Disability: Describing My Impairments #AtoZChallenge

Hi everyone. I know for sure I did a post describing my limitations on my now defunct blog, but don’t think I ever did one on here. Besides, even if I did, I learn something new about myself, including my disabilities, all the time. For my letter D post in the #AtoZChallenge, I thought I’d describe my disabling conditions in lay terms. Oh wait, the lay terminology is going to be really tough.

First, I am blind. I have what is called light perception, which means that I am able to see whether it is dark or light around me, but not what direction the source of light is coming from (that ability would be called light projection). Functionally speaking, even though I can still tell day and night-time apart and this is what sets the totally blind apart from those with any vision in medical terminology here in the Netherlands, I consider myself totally blind.

Next, I (most likely) have mild cerebral palsy (CP). I say “most likely” because my parents didn’t tell me whether I had any diagnosable condition that would explain my mobility impairment and I stopped seeing a physiatrist (physical disability doctor) when I was around nine. In any case, I walk with a drop foot on my left side that gets worse when I get tired. Though I can, with difficulty, walk a distance of about 5km at a time when I’m very energized that day, I do fall more easily than non-disabled people. I didn’t realize this until, several years ago, I read on a CP-related blog about fall risk assessments containing a question about whether you’ve fallen for any reason in the past year. Well, the blogger said hardly a week goes by that they don’t fall. That isn’t exactly true for me, since I hold onto someone’s arm or hand when walking, but I do fall at least once a month.

CP (or whatever it is) also means my fine motor skills aren’t great. I used to get physical therapy for this. I did exercises like touching my thumbs to each of the other fingers. I can now do that easily with my right hand and with some difficulty with my left. I cannot use a knife and f ork to eat with and, even with my specially adapted spoon, often make a bit of a mess. I can type and do so with both hands, but I much prefer to use my right hand and, even though I was taught the ten-finger touch typing, I don’t do it fully correctly. As long as it works, though…

Since CP is caused by brain damage, in my case a brain bleed sustained shortly after birth, it can also come with other difficulties, such as processing issues and lower energy levels. This can also be part of autism, which I was diagnosed with at age 20, of course.

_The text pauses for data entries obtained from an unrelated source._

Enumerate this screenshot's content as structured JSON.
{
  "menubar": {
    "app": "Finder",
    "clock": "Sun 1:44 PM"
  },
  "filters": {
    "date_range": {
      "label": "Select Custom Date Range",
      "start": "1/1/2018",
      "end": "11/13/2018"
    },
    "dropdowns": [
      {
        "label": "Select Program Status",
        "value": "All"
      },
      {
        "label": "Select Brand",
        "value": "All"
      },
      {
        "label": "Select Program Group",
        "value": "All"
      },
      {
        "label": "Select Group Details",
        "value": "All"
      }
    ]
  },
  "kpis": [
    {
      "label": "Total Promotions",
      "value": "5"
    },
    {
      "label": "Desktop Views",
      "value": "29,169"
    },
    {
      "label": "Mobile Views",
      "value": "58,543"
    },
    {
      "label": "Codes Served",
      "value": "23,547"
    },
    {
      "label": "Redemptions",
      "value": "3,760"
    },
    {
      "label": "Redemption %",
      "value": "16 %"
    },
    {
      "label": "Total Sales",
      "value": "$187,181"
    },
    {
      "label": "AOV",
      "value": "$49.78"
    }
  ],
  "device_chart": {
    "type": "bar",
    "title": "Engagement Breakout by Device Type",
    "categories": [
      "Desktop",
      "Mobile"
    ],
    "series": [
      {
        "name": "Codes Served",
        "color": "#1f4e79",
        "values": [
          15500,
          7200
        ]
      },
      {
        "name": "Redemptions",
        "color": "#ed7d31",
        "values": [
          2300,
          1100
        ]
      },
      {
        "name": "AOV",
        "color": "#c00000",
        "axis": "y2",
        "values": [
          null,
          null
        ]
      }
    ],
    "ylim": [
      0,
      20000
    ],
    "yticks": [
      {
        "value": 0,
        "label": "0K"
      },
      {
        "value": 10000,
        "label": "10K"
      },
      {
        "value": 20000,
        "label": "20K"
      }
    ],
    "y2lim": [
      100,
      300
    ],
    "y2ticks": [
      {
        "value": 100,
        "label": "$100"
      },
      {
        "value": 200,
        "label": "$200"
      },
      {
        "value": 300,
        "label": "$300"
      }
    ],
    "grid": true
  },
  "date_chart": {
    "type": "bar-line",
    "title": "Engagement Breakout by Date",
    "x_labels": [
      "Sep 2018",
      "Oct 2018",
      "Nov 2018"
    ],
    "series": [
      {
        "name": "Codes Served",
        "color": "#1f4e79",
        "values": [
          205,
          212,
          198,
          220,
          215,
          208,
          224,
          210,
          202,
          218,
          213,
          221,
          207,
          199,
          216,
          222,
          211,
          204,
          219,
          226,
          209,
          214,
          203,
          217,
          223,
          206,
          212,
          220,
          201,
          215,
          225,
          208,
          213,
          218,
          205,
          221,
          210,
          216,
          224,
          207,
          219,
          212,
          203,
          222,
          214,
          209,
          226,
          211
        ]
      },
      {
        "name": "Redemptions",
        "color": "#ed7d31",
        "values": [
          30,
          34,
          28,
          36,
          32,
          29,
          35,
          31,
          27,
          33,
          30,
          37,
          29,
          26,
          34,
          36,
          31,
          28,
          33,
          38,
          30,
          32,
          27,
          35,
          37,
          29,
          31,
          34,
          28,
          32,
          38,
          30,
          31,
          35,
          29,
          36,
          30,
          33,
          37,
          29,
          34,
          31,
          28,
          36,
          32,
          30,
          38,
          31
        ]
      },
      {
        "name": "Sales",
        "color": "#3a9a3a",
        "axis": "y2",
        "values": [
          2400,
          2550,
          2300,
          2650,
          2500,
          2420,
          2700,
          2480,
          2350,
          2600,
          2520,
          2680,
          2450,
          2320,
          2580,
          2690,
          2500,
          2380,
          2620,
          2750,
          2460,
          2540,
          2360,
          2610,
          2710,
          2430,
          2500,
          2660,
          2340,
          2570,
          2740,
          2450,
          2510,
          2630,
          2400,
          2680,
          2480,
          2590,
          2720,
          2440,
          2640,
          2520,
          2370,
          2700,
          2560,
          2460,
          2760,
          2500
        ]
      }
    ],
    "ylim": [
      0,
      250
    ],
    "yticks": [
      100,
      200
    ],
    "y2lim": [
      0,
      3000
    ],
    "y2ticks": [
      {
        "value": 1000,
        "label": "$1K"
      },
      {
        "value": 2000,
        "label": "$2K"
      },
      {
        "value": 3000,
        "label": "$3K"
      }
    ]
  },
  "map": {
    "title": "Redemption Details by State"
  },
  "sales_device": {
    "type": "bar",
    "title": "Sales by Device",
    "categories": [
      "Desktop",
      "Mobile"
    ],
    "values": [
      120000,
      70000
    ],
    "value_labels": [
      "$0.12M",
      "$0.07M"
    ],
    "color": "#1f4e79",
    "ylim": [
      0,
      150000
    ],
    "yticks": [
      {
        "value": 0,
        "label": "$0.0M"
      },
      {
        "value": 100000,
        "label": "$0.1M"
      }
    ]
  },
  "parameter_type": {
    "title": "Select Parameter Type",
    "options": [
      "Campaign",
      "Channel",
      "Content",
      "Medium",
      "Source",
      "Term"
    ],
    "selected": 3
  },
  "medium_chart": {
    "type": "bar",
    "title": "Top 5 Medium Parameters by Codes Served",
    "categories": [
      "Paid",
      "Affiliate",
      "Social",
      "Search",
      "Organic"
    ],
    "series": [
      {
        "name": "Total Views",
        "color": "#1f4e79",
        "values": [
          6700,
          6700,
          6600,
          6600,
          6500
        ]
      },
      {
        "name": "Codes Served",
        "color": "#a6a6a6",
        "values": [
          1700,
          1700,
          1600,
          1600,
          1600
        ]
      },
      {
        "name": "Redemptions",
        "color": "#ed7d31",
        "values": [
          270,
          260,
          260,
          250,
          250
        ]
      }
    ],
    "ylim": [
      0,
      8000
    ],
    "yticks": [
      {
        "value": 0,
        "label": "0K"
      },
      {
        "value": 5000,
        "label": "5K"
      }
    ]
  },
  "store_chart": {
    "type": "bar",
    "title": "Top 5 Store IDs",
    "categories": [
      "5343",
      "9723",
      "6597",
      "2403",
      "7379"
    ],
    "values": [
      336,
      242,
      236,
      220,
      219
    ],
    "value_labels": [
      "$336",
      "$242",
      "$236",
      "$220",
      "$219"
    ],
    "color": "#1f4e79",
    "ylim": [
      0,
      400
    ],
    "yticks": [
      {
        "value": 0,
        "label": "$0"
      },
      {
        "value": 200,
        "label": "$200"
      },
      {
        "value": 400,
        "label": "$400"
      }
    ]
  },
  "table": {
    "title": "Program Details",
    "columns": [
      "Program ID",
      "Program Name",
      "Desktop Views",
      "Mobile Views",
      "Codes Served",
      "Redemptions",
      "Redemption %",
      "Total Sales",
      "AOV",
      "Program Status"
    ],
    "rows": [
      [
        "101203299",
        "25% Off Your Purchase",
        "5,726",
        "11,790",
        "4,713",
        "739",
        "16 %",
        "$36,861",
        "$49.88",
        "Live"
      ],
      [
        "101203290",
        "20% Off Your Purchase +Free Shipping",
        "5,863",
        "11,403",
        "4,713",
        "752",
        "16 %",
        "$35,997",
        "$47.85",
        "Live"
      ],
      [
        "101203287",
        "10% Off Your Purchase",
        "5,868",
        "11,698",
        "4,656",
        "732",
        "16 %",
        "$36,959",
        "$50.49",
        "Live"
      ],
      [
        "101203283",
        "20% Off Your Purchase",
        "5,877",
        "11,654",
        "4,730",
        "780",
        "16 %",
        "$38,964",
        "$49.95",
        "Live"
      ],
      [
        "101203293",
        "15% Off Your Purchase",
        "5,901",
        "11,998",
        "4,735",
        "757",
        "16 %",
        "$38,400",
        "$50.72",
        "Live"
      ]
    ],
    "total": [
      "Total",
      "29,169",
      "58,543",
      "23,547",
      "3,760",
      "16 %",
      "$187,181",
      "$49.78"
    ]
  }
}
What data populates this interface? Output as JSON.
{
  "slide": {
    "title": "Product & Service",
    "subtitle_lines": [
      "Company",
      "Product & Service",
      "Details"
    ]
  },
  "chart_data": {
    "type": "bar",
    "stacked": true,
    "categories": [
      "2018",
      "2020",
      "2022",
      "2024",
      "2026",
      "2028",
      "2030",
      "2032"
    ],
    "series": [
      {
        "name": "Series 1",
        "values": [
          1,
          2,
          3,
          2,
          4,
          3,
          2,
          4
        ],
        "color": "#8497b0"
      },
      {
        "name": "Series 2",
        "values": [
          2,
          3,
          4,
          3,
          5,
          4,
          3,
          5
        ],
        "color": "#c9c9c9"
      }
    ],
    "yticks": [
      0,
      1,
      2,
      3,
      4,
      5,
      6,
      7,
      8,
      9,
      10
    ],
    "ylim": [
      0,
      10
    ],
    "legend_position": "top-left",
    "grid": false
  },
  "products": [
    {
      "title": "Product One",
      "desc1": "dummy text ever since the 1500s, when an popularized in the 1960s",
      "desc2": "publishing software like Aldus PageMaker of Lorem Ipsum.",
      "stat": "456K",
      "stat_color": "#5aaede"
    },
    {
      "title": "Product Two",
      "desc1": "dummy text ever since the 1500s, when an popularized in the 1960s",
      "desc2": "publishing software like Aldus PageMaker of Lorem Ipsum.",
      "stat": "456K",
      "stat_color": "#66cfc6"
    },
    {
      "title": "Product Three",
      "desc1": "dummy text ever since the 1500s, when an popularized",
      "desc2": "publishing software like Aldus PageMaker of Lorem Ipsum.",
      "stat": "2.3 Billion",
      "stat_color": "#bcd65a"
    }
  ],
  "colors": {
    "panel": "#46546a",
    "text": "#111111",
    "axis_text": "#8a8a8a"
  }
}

Autism, of course, has its core symptoms of differences in social communication and repetitive behaviors and interests. Because I can hold down a reasonably normal-sounding one-on-one conversation about myself, as clinical assessments often are, I am diagnosed as “mild” or level 1. I am not “mild” by any means, truthfully.

I am tired. I was writing an entire rant on why I am nnot “mildly” autistic, but I was using all kinds of technical terms and I promised you a lay explanation. I don’t think this post makes much sense, but oh well.